Le magazine Cerveau & Psycho a publié, dans le numéro 108 de mars 2019, un article sur les erreurs statistiques conduisant à des erreurs judiciaires.
Placés devant des décisions majeures (comme décider de la culpabilité d'un accusé), nous devons souvent estimer la probabilité de tel ou tel événement. Or notre intuition nous trompe très souvent quand il s'agit de raisonner sur des statistiques.
L'article rappelle d'abord l'exemple de Sally Clark, qui a passé trois ans en prison parce que ses deux bébés étaient morts de la mort subite du nourrisson. Un expert médical, sans qualification en statistiques, a calculé que la probabilité pour que cela arrive était d'une chance sur 73 millions. Pour lui, ce chiffre était si faible que la seule explication était que la mère avait assassiné ses enfants. Il a fallu des années pour que la Royal Statistical Society dénonce une grossière erreur de calcul de la part du médecin, et pour que les vraies causes des décès soient retrouvées. Sally Clark a été innocentée, mais le mal était fait : cette dernière est morte d'overdose d'alcool peu après.
Cet exemple est loin d'être exceptionnel, parce que l'évaluation des probabilités est complexe et trompe souvent notre intuition. Ainsi, quand on demande à des gens d'estimer la probabilité d'être malade après avoir obtenu un résultat positif à un test de dépistage, 96% des gens se trompent ! Les auteurs recommandent de raisonner avec des chiffres absolus plutôt qu'avec des probabilités pour éviter de se tromper.
L'article mentionne ensuite les erreurs statistiques ayant trait aux chutes accidentelles de nourrissons qui sont prises à tort pour un syndrome du bébé secoué :
Autre exemple : les affaires de « bébés secoués ». Lorsqu'un nourrisson est violemment secoué, il présente souvent des hématomes sous-duraux (des poches de sang entre le cerveau et le crâne) et des hémorragies rétiniennes.
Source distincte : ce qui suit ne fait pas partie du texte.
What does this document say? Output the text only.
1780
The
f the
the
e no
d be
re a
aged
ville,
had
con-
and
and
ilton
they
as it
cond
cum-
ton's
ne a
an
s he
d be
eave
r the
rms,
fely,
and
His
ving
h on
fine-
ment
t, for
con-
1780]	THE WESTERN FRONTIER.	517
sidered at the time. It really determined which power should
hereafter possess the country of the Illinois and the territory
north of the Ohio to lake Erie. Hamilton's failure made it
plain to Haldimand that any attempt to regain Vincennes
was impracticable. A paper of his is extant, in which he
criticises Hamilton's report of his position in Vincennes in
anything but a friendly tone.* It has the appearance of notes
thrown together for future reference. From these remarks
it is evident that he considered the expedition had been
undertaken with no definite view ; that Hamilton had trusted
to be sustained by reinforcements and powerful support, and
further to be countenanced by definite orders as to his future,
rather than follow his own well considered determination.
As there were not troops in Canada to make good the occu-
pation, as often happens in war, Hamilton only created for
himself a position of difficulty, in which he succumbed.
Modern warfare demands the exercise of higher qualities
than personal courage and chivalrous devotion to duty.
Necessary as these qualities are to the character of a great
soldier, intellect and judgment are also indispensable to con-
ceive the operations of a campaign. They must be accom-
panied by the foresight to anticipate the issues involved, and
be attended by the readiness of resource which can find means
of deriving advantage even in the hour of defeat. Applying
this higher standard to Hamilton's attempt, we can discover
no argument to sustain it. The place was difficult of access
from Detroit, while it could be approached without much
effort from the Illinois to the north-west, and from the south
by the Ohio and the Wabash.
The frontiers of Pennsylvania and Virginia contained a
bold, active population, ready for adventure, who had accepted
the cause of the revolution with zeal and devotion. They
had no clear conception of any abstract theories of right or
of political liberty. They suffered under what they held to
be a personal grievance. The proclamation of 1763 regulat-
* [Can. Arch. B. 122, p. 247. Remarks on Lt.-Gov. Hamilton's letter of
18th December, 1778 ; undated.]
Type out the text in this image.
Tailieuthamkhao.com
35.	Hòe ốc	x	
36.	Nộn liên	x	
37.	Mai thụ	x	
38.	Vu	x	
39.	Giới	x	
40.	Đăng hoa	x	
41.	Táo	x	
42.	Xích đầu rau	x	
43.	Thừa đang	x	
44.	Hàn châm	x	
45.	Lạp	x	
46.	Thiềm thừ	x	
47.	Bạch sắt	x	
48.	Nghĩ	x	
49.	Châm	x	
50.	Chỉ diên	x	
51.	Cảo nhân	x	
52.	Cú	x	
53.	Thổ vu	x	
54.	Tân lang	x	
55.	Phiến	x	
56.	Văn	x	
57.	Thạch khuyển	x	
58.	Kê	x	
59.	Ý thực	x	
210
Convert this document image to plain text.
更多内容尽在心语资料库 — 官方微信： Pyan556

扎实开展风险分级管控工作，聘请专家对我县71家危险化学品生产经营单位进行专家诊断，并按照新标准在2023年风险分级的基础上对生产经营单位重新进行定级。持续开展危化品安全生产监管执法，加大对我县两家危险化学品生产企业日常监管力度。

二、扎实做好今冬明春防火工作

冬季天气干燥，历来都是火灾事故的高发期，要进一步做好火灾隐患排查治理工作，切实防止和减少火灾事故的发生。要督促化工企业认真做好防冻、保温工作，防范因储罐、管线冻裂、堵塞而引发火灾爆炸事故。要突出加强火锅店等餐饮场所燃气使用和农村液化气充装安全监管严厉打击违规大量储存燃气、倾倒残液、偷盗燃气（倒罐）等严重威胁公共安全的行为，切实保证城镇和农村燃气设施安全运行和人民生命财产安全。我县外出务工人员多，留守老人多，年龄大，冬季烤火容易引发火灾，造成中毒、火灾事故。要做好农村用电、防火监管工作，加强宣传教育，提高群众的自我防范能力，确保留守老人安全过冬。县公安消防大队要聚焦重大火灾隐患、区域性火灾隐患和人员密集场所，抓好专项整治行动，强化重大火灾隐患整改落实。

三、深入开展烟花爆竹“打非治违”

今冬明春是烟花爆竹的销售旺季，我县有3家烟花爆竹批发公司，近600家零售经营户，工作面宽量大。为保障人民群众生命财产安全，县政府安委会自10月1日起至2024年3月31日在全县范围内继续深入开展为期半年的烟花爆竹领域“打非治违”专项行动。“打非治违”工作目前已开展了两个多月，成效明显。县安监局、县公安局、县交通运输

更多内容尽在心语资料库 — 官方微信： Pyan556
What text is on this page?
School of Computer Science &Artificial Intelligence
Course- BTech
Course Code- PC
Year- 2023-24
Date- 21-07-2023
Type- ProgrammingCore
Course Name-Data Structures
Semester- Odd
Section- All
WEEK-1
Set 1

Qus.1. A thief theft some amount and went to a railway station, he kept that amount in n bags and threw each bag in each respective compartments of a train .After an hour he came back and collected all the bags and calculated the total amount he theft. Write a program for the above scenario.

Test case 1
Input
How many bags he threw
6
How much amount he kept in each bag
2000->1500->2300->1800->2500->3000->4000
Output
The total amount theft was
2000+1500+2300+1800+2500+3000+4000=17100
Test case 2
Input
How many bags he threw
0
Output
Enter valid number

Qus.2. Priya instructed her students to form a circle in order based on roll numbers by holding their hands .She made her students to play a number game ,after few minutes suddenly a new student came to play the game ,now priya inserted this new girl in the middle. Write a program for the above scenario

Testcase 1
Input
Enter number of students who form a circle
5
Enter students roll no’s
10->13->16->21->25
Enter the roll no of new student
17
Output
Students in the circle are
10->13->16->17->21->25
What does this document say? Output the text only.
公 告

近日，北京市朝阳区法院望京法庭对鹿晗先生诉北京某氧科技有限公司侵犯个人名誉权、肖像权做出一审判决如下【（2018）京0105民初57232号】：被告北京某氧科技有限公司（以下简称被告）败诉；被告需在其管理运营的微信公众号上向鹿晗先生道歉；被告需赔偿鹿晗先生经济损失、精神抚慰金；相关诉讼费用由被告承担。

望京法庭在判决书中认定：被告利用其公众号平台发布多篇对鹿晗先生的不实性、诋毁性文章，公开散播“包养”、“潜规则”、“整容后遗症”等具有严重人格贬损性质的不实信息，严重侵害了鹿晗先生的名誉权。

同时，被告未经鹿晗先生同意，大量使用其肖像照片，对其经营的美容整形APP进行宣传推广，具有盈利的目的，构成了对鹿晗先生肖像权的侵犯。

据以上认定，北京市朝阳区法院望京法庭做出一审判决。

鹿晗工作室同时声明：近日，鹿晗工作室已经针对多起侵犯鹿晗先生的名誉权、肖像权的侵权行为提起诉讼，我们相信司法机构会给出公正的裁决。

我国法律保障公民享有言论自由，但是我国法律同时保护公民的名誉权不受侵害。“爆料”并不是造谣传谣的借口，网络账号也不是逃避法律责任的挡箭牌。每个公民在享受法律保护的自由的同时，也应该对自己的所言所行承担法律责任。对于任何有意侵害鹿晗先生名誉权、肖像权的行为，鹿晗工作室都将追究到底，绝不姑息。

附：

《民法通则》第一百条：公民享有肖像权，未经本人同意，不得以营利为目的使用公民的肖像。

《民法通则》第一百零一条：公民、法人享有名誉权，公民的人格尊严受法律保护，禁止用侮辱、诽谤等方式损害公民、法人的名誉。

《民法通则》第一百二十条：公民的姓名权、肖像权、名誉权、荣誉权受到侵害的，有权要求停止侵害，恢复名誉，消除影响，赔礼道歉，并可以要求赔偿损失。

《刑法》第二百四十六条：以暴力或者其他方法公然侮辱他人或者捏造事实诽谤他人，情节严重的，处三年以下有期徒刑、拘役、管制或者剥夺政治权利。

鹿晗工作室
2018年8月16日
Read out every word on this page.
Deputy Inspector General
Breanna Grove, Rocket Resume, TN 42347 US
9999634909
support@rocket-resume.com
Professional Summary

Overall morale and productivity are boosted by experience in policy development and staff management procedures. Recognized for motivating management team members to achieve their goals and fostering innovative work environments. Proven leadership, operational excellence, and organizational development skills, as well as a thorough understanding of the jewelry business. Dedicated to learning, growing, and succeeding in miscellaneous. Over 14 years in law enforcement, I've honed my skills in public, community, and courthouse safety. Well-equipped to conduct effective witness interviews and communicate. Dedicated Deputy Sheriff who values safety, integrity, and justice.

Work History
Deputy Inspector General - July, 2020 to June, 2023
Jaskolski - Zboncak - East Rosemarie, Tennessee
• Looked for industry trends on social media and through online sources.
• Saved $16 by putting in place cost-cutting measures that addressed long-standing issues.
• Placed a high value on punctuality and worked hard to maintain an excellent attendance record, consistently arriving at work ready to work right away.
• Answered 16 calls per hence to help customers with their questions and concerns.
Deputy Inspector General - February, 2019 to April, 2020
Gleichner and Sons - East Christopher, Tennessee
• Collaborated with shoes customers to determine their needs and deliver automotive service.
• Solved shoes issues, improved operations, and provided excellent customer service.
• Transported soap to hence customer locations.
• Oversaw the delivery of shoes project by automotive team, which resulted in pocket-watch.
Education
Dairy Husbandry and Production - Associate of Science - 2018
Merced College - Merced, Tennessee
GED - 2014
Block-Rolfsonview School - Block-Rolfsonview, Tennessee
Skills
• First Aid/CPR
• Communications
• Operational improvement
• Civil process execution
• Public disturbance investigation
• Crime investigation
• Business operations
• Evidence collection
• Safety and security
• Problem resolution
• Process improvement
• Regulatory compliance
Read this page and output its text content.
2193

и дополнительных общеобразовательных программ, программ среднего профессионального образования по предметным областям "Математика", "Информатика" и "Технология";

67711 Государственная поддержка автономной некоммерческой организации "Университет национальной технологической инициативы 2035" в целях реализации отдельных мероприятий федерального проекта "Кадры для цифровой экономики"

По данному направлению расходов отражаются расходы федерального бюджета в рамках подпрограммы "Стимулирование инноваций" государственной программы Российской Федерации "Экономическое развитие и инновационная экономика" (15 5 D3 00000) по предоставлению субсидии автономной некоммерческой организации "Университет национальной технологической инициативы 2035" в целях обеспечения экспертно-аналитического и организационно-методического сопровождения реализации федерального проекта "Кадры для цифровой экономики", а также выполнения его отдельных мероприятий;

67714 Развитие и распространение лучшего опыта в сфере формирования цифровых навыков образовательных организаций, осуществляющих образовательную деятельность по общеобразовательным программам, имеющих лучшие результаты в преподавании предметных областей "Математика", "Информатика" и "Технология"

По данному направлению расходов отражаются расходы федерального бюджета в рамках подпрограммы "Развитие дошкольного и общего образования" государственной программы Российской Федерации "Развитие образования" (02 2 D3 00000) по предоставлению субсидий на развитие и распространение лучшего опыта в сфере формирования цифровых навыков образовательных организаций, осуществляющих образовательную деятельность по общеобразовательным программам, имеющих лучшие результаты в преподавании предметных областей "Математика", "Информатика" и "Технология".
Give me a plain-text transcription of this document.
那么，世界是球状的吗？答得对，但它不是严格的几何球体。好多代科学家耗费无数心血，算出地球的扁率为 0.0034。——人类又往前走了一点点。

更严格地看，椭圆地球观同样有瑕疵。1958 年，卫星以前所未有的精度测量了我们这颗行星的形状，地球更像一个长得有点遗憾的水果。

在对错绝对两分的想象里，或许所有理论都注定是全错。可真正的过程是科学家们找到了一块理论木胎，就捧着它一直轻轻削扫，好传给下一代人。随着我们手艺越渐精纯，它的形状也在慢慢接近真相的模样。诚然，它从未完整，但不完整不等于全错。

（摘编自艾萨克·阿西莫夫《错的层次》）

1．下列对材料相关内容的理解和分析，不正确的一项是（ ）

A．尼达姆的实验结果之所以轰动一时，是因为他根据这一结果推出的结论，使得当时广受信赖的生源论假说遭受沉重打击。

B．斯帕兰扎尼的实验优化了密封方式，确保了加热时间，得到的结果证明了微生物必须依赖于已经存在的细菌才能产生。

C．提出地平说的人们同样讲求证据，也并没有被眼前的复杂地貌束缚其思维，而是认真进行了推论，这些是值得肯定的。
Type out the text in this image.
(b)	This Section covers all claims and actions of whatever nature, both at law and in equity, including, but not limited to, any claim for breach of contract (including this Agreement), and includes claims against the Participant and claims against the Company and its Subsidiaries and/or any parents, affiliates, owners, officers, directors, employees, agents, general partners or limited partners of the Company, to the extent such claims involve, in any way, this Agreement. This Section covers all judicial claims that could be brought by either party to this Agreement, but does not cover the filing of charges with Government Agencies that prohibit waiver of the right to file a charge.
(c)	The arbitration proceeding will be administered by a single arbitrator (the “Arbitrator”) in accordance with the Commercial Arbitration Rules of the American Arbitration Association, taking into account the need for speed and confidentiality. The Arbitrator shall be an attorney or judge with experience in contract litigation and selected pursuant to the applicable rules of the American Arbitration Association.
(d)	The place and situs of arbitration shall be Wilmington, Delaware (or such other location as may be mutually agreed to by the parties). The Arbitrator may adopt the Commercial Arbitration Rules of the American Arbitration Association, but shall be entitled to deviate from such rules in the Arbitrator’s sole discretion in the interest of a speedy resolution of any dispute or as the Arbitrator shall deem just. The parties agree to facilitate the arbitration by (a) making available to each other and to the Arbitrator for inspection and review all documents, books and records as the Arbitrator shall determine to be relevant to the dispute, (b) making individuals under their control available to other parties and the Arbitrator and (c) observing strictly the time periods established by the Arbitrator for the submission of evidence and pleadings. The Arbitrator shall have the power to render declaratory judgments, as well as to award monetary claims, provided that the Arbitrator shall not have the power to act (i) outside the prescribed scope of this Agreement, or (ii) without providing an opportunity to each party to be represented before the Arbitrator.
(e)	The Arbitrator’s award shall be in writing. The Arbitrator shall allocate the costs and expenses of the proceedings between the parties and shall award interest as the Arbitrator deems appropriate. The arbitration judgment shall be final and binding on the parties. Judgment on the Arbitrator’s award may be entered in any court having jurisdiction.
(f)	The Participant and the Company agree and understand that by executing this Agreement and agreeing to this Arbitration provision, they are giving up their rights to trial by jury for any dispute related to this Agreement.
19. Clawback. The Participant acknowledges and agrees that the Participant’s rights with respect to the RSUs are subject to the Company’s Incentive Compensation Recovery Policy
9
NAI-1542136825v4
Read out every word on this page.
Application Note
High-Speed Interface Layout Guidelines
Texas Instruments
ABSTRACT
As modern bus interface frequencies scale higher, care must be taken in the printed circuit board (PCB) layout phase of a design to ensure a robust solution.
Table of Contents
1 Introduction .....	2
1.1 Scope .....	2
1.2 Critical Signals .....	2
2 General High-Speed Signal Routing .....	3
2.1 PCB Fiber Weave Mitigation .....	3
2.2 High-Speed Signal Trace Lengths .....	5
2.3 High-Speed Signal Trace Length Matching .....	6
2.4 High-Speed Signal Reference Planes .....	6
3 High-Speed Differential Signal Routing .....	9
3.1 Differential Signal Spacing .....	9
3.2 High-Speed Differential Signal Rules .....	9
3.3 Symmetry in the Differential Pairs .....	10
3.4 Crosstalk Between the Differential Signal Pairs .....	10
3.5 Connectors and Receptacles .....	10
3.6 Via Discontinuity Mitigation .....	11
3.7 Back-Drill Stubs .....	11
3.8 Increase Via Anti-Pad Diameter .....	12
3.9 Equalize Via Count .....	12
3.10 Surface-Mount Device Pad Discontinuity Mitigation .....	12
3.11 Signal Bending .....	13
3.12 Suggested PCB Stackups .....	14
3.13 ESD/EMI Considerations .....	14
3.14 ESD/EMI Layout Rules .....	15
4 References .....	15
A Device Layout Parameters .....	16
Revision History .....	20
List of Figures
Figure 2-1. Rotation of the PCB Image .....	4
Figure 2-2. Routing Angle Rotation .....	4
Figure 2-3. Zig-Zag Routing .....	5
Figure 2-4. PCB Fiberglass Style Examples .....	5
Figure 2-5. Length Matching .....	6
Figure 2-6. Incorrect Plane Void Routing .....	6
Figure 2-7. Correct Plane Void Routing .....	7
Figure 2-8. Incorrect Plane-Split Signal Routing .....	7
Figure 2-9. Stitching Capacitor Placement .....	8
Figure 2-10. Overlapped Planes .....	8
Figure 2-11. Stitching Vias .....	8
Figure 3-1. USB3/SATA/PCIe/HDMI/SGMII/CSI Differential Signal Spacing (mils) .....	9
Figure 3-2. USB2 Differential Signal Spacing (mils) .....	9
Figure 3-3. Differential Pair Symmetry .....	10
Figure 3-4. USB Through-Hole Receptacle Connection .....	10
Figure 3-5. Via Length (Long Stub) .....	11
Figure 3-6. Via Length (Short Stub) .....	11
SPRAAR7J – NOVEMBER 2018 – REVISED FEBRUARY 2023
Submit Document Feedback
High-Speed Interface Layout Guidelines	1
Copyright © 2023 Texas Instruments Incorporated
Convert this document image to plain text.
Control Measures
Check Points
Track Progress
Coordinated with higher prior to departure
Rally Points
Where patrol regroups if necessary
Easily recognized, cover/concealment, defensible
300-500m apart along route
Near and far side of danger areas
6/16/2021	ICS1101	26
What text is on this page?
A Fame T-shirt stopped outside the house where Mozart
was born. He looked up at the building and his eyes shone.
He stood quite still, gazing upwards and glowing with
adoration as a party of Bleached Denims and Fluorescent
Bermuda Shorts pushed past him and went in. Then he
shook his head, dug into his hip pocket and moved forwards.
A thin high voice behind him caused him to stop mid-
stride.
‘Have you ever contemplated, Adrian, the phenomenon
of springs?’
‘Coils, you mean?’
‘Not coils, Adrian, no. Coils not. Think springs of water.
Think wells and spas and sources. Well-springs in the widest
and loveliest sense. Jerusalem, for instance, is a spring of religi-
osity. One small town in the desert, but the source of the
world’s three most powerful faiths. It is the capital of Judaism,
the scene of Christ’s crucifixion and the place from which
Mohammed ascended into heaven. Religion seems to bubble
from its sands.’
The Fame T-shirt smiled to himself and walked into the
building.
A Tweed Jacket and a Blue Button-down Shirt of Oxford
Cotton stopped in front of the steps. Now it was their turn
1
Pour certains médecins, ces deux signes sont tellement caractéristiques qu'ils suffisent à établir la preuve d'une maltraitance, même quand les parents affirment qu'ils résultent d'une chute accidentelle.
Pourquoi une telle certitude ? Parce que si l'on secoue violemment un bébé, il est très probable d'observer ces symptômes, et qu'à l'inverse, en cas de chute simple, il est très improbable de les observer. Un argument qui semble recevable à première vue, mais qui néglige encore une fois une information importante : les cas de chutes sont très fréquents, alors que les bébés sont rarement secoués assez violemment pour entraîner ces drames. Un tout petit pourcentage des enfants qui tombent chaque année développe, à cause de ces chutes, des hématomes sous-duraux et des hémorragies rétiniennes. Mais comme beaucoup d'enfants tombent chaque année, cela représente malgré tout un certain nombre de cas.
Des collègues mathématiciens ont estimé à partir des données disponibles que lorsqu'un bébé présente un « syndrome du bébé secoué », il est en fait plus probable que cela fasse suite à une simple chute. Toutefois, comme cette conclusion contredit notre intuition, nombre d'experts médicaux appelés à donner leur opinion dans des affaires de maltraitances supposées la jugent peu convaincante. Ces deux exemples révèlent un point capital ; intuitivement, nous avons tendance à négliger le « taux de base » - la prévalence de la maladie dans le premier cas, le nombre de chutes des enfants dans le second. Et c'est là que le bât blesse, car c'est un paramètre essentiel pour estimer correctement la probabilité d'un événement.
Ainsi, autant des personnes maltraitantes peuvent donner de faux récits de chute accidentelle pour tenter d'expliquer les hématomes sous-duraux de leur bébé, autant des personnes innocentes peuvent également rapporter une chute réelle qui a causé ces hématomes. Ces cas sont rares dans l'absolu, mais ils existent néanmoins et ils peuvent conduire à de fausses accusations de maltraitance et à des erreurs judiciaires.